この1兆ドル規模のインフラ投資法案については、30日に米下院で採決を行う予定。(上院では8月10日に「超党派」で可決。)ただ社会福祉や気候変動などに対応した3.5兆ドル規模の歳出法案については下院は審議入りの日程をまだ決めていません。

 過去70年間で最大規模となるインフレ投資計画は米国の景気回復をさらに後押しするとの期待がありますが支出は約8年間に渡って行われるため、(現金給付のような)即効的な成長効果は期待できないようです。

 バイデン・インフラ投資計画には財源をどうするのかという大問題があります。1.9兆ドルの追加経済対策については 速やかな経済成長を促すことによって財政赤字は減らすことは可能という考えのもとイエレン財務長官は米国債発行で賄う考えです。

 しかしさすがにインフラ投資計画については米債発行だけでは足りず増税は避けて通れない。インフラ投資は資産の再配分であって景気刺激策としての即効性はないと指摘される理由です。

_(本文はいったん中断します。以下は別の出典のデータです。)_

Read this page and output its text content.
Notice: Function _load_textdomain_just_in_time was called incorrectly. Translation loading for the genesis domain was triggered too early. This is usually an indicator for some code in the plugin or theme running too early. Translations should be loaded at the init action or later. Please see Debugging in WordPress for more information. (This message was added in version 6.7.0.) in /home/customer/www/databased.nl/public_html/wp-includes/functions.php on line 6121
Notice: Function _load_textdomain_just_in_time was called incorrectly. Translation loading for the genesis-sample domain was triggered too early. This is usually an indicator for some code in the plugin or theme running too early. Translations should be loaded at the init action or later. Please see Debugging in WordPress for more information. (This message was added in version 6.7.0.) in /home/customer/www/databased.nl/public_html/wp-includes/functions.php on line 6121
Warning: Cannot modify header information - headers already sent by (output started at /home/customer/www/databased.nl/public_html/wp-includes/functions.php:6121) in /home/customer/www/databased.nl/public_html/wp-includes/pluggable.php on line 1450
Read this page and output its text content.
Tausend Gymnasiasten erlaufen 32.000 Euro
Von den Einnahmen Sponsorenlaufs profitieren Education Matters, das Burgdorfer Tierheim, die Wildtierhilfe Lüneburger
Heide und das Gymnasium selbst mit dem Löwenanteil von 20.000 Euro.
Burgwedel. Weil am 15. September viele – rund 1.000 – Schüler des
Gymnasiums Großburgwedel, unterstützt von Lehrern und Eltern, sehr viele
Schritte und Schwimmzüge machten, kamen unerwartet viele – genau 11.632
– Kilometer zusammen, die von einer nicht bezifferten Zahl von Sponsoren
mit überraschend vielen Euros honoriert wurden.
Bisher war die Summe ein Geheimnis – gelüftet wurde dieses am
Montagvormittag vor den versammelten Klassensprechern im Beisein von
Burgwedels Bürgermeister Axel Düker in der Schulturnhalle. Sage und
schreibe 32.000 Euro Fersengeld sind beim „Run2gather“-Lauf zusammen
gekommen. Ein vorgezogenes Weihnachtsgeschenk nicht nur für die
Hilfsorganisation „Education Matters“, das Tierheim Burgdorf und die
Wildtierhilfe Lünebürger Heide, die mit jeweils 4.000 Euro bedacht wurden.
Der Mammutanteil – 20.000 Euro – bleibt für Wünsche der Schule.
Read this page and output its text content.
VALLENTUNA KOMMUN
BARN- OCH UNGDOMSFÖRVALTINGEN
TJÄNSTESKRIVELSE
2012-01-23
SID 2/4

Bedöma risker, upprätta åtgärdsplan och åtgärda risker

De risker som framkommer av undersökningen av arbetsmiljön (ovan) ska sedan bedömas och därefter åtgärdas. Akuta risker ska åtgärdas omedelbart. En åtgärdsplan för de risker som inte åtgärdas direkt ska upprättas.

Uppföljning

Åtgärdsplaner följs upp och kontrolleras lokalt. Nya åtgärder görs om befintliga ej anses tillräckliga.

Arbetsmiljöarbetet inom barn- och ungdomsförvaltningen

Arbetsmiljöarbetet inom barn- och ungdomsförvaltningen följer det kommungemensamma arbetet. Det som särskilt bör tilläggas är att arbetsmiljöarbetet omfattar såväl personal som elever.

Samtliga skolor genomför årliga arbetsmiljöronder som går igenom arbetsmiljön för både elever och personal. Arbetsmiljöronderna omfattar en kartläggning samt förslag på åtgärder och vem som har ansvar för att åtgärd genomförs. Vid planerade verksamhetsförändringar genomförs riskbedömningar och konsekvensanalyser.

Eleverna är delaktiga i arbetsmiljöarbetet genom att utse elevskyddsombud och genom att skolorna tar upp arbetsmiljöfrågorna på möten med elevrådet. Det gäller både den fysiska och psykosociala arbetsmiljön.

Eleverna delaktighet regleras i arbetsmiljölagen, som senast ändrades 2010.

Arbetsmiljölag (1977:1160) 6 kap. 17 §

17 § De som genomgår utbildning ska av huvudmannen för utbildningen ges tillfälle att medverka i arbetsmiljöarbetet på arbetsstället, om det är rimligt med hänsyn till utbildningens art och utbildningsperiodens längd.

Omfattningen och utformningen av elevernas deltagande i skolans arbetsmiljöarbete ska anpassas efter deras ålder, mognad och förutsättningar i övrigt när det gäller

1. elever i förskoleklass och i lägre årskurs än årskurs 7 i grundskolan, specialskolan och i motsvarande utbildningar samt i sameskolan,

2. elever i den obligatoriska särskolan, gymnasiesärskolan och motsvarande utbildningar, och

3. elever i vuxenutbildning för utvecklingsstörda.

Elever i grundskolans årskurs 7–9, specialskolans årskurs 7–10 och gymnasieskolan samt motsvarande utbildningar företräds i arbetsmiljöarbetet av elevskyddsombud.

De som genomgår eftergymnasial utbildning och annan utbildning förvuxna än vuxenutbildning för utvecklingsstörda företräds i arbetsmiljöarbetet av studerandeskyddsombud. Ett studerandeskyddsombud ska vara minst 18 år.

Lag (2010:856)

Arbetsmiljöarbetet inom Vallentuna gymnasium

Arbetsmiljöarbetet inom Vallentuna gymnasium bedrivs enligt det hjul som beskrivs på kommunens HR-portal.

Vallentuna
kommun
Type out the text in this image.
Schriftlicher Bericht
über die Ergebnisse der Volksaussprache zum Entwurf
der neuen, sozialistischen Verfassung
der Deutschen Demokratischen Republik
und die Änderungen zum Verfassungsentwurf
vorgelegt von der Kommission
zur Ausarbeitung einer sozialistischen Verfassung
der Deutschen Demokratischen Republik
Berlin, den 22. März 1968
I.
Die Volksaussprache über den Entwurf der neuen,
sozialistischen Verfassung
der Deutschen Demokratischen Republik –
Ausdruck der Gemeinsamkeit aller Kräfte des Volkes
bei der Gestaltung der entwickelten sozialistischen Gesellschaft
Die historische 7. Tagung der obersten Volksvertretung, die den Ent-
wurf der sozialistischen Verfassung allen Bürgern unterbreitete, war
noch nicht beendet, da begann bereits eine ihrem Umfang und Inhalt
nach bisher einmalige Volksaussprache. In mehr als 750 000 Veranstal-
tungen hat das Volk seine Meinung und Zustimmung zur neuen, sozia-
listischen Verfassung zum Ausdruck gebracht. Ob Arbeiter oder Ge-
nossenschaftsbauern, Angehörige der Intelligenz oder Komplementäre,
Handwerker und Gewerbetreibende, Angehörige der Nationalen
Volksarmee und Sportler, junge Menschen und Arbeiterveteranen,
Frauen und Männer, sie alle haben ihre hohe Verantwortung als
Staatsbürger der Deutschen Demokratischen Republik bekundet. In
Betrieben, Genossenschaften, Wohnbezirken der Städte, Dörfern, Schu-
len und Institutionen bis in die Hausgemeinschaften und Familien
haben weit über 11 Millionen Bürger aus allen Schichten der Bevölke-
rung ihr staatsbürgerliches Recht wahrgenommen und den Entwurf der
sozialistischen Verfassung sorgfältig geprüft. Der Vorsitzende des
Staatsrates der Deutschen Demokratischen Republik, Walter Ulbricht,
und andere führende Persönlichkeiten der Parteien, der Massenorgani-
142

ただ超党派の上院議員グループとの合意には法人税増税は盛り込まれていません。

 バイデン・インフラ投資計画に対するマーケットの関心はいまひとつのようです。景気刺激策のような即効性がないせいかもしれません。しかし金額の巨大さを考えるなら米10年債利回りとドルの方向に少なからぬインパクトを与えることになるでしょう。